En esto, viendo desde lejos que la sirvienta se acercaba, nos separamos, yo contra mi voluntad y afligido, ella no sé en qué estado. Me hallaba empero más animado y lleno de esperanzas. Sentía la presión del beso como si fuese algo corpóreo y lo guardaba celosamente, vigilándolo como un tesoro de placer por ser una dulce avanzadilla. Pues incluso nace del más hermoso órgano del cuerpo: ya que la boca es el órgano de la voz y la voz reflejo del alma. Al producirse el contacto de las bocas y hacer descender la placentera sensación, izan las almas hasta el beso. Y sé que, de un modo igual, no había gozado antes mi corazón. Fue en ese momento por primera vez cuando aprendí que nada hay que compita en deleite con un beso de amor.
A la hora de la cena, otra vez nos encontramos, igualmente, en la sobremesas. Sátiro nos escanciaba el vino y puso en práctica un cierto ardid amoroso: nos cambia las copas, sirviendo la mía a la joven y la suya a mí, y tras echar vino en una y otra copa y hacer la mezcla nos las ofrece. Yo, que me había fijado en la parte de la copa en que la muchacha al beber había puesto los labios, bebí aplicando en ese punto los míos, dándole así un beso a distancia, y besé la copa al mismo tiempo. Y ella, al verlo, comprendió que yo besaba la huella de sus labios. Pero Sátiro, cuando se llevó las copas juntas, de nuevo nos las cambió, y vi ya entonces que también la joven me imitaba y bebía del mismo modo, con lo que mi dicha fue aún mayor. Y esto sucedió por tercera y cuarta vez, y el resto de la jornada seguimos así con los mutuos brindis de nuestros besos.
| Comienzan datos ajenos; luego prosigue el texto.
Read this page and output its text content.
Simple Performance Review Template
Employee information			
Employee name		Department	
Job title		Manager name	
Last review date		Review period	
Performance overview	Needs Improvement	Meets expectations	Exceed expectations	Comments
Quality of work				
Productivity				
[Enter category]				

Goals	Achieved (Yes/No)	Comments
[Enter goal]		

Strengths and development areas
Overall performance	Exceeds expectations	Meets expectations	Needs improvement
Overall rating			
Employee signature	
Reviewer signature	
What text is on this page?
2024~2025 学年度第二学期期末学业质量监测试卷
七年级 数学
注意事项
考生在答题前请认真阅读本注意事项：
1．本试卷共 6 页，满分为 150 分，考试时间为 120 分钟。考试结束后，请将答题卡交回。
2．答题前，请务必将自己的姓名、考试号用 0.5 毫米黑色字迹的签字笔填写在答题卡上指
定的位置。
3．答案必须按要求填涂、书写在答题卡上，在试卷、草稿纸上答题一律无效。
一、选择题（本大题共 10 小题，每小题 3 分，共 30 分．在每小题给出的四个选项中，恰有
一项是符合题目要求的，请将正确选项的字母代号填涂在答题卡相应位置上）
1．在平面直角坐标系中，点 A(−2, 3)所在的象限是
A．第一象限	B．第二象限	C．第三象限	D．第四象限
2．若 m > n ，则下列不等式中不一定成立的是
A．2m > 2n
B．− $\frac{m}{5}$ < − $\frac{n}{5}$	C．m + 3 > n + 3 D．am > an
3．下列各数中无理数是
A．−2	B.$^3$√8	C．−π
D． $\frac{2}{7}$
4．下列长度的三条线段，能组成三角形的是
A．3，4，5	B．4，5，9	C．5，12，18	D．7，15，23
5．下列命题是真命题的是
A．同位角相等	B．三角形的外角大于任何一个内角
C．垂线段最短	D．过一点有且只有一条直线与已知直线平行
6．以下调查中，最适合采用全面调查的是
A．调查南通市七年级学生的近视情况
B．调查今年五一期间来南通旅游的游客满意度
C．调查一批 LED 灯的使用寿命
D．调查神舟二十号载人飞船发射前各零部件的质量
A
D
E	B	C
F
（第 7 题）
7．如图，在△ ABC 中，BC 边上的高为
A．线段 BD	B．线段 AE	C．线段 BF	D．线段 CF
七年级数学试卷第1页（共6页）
Después de la cena Sátiro se acercó a hablarme: «Ahora es el momento de portarte como un hombre. Pues la madre de la muchacha, como sabes, está delicada y se retira a descansar sola. Y la joven dará un paseo, como suele, antes de irse a dormir, con la compañía sólo de Clío. Pero a ésta precisamente me la llevaré yo aparte conversando».
Y tras estas palabras nos pusimos al acecho, según lo establecido, él de Clío y yo de la muchacha. Y así Clío fue apartada de allí y la joven se quedó sola en su paseo. Aguardando, pues, el momento en que se extinguía la mayor parte de la luz, me aproximo a ella con la mayor osadía que había sacado de mi primer asalto, como un soldado que tiene ya en su haber una victoria y se ha vuelto desdeñoso con la guerra. Muchas eran las armas que entonces fortalecían mi confianza: vino, amor, esperanza y soledad. Y sin decir palabra, como si hubiese un mutuo acuerdo, la tomé sin más entre mis brazos y me puse a besarla. Pero, cuando incluso iba a acometer algo más sustancioso, detrás de nosotros se produce un ruido y, turbados, nos separamos de un salto. Ella se retira a su alcoba y yo en dirección opuesta, lleno de aflicción por haber estropeado una empresa tan lucida y echando pestes contra el ruido. Y en esto viene Sátiro a mi encuentro con la cara resplandeciente, pues a mi parecer había visto cuanto hicimos, vigilando al pie de un árbol no fuera que alguien nos sorprendiese, y fue él quien hizo el ruido al ver que alguno se acercaba.